Atualizado em 04/09/2025 – 16:30
Já faz dias que a paixão foi deposta. E de posse das lembranças, lembro que a figura era impossível de ser agradada. Reclamava de tudo, cada passo meu, cada escolha minha. Logo eu, tão bonita no primeiro dia, tão símbolo de sorte eterna quando apareci na vida dele feito um anjo.
Lembro que o anterior também tinha sido assim. Primeiro eu era a coisa mais preciosa do mundo, e de repente eu não era nada. Eu não sei que buraco essas pessoas têm dentro de si para que o agradamento seja tão difícil quando antes era tão fácil.
As literaturas de memes diversos dizem se tratar de um mecanismo de controle. Você, mulher, precisa necessariamente se diminuir para caber. Vai, a cada crítica, fazer o possível e o impossível para estar à altura de um macho disposto a assumir compromisso com você.
Você, mulher, deve servir ao homem. É claro, você não tem mais o que fazer, e na mídia os bons casamentos são sempre o de uma mulher servil com um homem brilhante. Por trás de um grande homem? A grande mulher _ atrás, nunca ao lado. Mas de alguma maneira você não consegue aceitar este lugar.
É que você realmente queria ao lado, uma troca, uma divisão justa de tarefas. E você está cansada, trabalha pra caramba, gosta de gostar e quer trocas profundas. Quer ser bonita de novo como no primeiro dia, antes dele dar por conquistada a conquista. E não quer ter que ficar falando toda hora que qualquer relação exige manutenção.

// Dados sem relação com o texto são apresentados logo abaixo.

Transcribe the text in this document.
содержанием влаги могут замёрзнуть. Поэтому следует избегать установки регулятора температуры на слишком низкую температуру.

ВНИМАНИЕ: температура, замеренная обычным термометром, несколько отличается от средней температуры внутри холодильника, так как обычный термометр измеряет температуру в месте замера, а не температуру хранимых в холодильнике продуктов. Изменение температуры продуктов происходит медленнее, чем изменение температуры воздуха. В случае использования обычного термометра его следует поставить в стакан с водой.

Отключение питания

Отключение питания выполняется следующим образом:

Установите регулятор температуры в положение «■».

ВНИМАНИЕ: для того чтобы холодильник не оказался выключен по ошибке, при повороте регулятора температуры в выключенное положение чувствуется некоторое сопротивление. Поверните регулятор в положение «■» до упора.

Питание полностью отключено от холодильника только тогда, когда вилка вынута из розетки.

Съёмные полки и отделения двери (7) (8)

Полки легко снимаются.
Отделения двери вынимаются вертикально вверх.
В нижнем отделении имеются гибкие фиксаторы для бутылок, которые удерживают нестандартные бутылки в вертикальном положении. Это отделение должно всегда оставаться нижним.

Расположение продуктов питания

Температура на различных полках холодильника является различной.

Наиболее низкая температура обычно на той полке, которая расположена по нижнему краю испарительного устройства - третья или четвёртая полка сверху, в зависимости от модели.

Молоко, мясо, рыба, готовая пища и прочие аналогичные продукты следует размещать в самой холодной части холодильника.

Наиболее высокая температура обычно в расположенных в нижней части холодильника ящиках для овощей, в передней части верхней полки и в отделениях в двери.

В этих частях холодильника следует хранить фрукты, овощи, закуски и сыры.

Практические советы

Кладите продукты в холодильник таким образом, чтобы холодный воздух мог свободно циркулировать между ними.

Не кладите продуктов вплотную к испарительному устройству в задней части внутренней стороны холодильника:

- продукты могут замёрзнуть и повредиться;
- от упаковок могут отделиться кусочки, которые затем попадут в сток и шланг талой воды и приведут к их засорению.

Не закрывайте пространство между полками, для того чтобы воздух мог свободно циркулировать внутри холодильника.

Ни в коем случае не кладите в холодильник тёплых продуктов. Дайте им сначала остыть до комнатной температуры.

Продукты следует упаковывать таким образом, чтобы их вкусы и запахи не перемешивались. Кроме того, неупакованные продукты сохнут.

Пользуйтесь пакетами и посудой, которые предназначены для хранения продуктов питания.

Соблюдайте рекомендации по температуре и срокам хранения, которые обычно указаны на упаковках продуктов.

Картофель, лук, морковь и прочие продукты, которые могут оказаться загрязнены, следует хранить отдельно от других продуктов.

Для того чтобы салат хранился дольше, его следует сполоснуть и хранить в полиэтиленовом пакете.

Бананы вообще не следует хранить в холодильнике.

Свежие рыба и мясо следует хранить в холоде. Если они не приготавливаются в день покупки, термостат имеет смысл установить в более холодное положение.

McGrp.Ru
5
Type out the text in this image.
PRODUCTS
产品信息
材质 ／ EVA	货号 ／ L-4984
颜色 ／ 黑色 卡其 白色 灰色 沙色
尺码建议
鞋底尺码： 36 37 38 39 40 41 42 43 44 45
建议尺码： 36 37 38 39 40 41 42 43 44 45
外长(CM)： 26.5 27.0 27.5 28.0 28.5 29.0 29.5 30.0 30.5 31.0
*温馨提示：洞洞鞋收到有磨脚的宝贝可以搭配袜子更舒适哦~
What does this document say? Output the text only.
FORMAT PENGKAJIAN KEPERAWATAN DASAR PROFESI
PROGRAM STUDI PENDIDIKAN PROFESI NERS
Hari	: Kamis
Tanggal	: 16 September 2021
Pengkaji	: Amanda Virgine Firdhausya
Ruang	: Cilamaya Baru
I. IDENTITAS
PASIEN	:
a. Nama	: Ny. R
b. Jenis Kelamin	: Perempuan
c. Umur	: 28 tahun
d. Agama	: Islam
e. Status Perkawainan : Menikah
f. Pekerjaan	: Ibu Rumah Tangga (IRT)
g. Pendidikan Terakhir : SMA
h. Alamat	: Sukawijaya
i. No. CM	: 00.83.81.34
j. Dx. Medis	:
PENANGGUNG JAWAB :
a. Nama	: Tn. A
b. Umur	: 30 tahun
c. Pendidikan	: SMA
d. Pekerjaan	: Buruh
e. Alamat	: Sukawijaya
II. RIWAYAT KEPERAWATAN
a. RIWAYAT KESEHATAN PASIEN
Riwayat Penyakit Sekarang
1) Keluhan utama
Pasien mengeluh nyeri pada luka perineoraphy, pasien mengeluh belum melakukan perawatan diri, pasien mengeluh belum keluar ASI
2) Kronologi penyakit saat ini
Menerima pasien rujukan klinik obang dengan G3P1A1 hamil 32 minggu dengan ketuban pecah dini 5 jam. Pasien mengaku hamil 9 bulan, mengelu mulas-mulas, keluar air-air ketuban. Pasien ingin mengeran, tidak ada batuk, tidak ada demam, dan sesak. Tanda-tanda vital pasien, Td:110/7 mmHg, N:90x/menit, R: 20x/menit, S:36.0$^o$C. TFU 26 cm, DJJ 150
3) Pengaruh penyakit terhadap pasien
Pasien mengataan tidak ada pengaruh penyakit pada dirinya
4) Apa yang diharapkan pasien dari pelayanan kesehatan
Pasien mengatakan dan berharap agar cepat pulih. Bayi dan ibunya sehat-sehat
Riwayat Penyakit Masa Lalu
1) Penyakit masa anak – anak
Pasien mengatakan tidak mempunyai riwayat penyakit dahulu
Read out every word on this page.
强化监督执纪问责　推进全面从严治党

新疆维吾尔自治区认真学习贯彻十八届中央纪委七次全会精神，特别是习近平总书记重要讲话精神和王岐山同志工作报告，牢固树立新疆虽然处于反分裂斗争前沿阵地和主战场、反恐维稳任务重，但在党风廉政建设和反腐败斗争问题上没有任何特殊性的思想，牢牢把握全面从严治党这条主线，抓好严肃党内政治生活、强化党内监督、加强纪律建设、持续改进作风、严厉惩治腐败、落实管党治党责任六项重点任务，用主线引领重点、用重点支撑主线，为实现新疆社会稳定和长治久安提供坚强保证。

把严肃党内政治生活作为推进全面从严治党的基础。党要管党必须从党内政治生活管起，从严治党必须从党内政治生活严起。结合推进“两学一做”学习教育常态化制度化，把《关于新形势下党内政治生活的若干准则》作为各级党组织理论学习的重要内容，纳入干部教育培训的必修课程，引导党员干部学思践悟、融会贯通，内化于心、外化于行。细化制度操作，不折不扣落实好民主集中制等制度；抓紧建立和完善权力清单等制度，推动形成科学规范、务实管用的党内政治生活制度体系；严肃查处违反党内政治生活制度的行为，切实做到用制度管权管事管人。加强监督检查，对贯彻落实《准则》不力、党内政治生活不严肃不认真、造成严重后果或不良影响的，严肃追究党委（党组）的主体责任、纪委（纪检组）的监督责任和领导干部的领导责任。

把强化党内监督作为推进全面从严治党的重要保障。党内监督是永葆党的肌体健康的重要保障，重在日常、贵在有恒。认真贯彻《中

Ora se tudo que eu faço é tão ruim assim pra você, vou parar de fazer e pronto. A paixão deposta se sente injustiçada em ter sido deposta. Você realmente não vai tentar agradar? Ele não se pergunta que vantagem você teria além da companhia de um exemplar de macho que sabe tomar banho e conversar e passar fio dental.
E você até queria um macho. Nem queria depor a paixão. Eu queria até que a história fosse só minha, mas eu despersonalizo totalmente. Eu não sou tão especial a ponto de ter como só meu um problema que é social.
As amigas reclamam há anos que os maridos precisam participar das casas. Os maridos se justificam há menos tempo, mas agora começam a ter argumentos como a desconstrução – lentíssima – que eles têm tentado fazer. Mas não estão sendo bons os tratos.
Eu não quero ser obrigada a desistir de paixões nem a mandar macho lavar louça e me tratar bem. Eu não quero ser obrigada a pedir pra qualquer pessoa me tratar bem. Então eu saio. Por sorte (que é o nome que a gente dá pra escolhas bem-sucedidas) não dependo financeiramente dessas criaturas. Mas e quem depende? Como fica?
Não dá pra dizer que é culpa da mulher sozinha um envolvimento, uma crença no que o outro fala, uma esperança de um amor tranquilo. E também não dá pra dizer que é culpa só de um único macho a expectativa da servidão. Mas a conta não fecha. E a gente precisa, então, se refazer.